Here, $\underset{x\to 0^{+}}{\lim }\left(1-x\right)=1\text{ and }\underset{x\to 0^{+}}{\lim }\left(1\right)=1$.

Therefore, by the Squeeze theorem, $\underset{x\to 0^{+}}{\lim }x〚\frac{1}{x}〛=1$.

For $x<0$ such that

$\begin{array}{c}\frac{1}{x}-1\ge 〚\frac{1}{x}〛\ge \frac{1}{x}\\ x\left(\frac{1}{x}-1\right)\ge x〚\frac{1}{x}〛\ge x\left(\frac{1}{x}\right)\\ x\left(\frac{1-x}{x}\right)\ge x〚\frac{1}{x}〛\ge x\left(\frac{1}{x}\right)\\ 1-x\ge x〚\frac{1}{x}〛\ge 1\end{array}$

Take the left hand limit of the above inequality as x approaches 0,

$\underset{x\to 0^{-}}{\lim }\left(1-x\right)\ge \underset{x\to 0^{-}}{\lim }x〚\frac{1}{x}〛\ge \underset{x\to 0^{-}}{\lim }1$

Here, $\underset{x\to 0^{-}}{\lim }\left(1-x\right)=1\text{ and }\underset{x\to 0^{-}}{\lim }\left(1\right)=1$.
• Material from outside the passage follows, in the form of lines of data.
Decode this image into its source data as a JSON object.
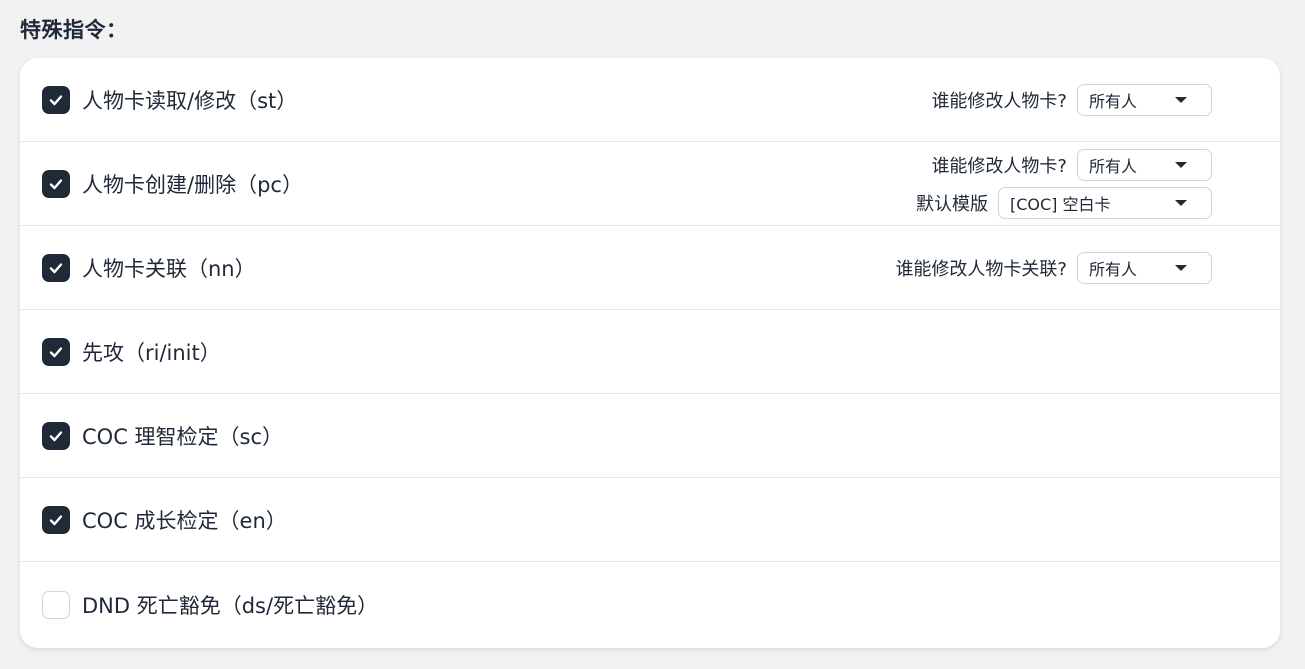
{
  "section_title": "特殊指令：",
  "commands": [
    {
      "label": "人物卡读取/修改（st）",
      "checked": true,
      "settings": [
        {
          "label": "谁能修改人物卡?",
          "value": "所有人"
        }
      ]
    },
    {
      "label": "人物卡创建/删除（pc）",
      "checked": true,
      "settings": [
        {
          "label": "谁能修改人物卡?",
          "value": "所有人"
        },
        {
          "label": "默认模版",
          "value": "[COC] 空白卡"
        }
      ]
    },
    {
      "label": "人物卡关联（nn）",
      "checked": true,
      "settings": [
        {
          "label": "谁能修改人物卡关联?",
          "value": "所有人"
        }
      ]
    },
    {
      "label": "先攻（ri/init）",
      "checked": true,
      "settings": []
    },
    {
      "label": "COC 理智检定（sc）",
      "checked": true,
      "settings": []
    },
    {
      "label": "COC 成长检定（en）",
      "checked": true,
      "settings": []
    },
    {
      "label": "DND 死亡豁免（ds/死亡豁免）",
      "checked": false,
      "settings": []
    }
  ]
}
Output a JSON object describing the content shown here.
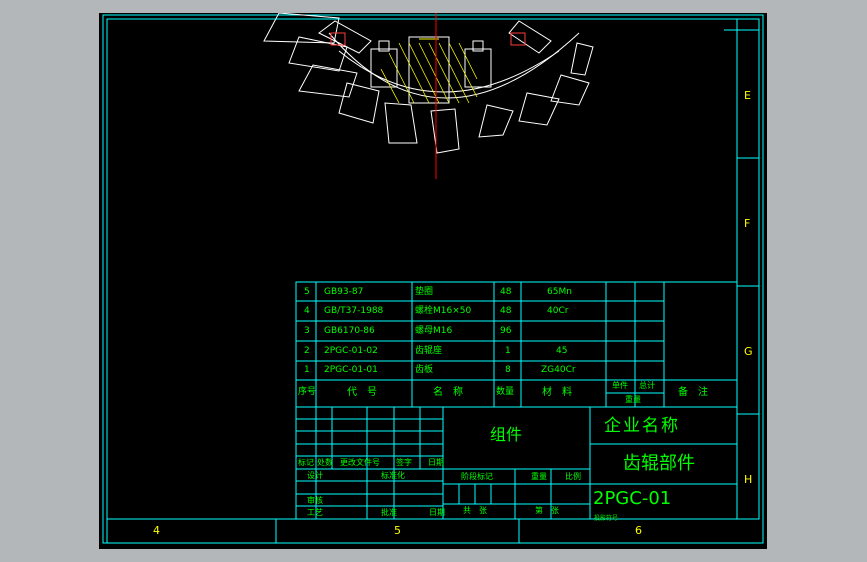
{
  "window": {
    "background": "#b4b7ba",
    "canvas_background": "#000000"
  },
  "colors": {
    "frame": "#00ffff",
    "linework": "#ffffff",
    "text": "#00ff00",
    "centerline": "#ff0000",
    "hatch": "#ffff00"
  },
  "zones": {
    "right": [
      "E",
      "F",
      "G",
      "H"
    ],
    "bottom": [
      "4",
      "5",
      "6"
    ]
  },
  "parts_list": {
    "rows": [
      {
        "no": "5",
        "code": "GB93-87",
        "name": "垫圈",
        "qty": "48",
        "material": "65Mn"
      },
      {
        "no": "4",
        "code": "GB/T37-1988",
        "name": "螺栓M16×50",
        "qty": "48",
        "material": "40Cr"
      },
      {
        "no": "3",
        "code": "GB6170-86",
        "name": "螺母M16",
        "qty": "96",
        "material": ""
      },
      {
        "no": "2",
        "code": "2PGC-01-02",
        "name": "齿辊座",
        "qty": "1",
        "material": "45"
      },
      {
        "no": "1",
        "code": "2PGC-01-01",
        "name": "齿板",
        "qty": "8",
        "material": "ZG40Cr"
      }
    ],
    "header": {
      "no": "序号",
      "code": "代　号",
      "name": "名　称",
      "qty": "数量",
      "material": "材　料",
      "single_weight": "单件",
      "total_weight": "总计",
      "weight": "重量",
      "remark": "备　注"
    }
  },
  "title_block": {
    "assembly": "组件",
    "company": "企业名称",
    "drawing_name": "齿辊部件",
    "drawing_no": "2PGC-01",
    "rev_labels": {
      "mark": "标记",
      "count": "处数",
      "doc": "更改文件号",
      "sign": "签字",
      "date": "日期"
    },
    "roles": {
      "design": "设计",
      "standard": "标准化",
      "review": "审核",
      "process": "工艺",
      "approve": "批准"
    },
    "stage": "阶段标记",
    "weight": "重量",
    "scale": "比例",
    "sheets": "共　张",
    "sheet": "第　张",
    "projection": "投影符号",
    "date_label": "日期"
  }
}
Therefore, by the Squeeze theorem, $\underset{x\to 0^{-}}{\lim }x〚\frac{1}{x}〛=1$.

Since the left and right hand limits are equal, the limit exists and equal to 1. That is, $\underset{x\to 0}{\lim }x〚\frac{1}{x}〛=1$.

Thus, the limit of the function is 1.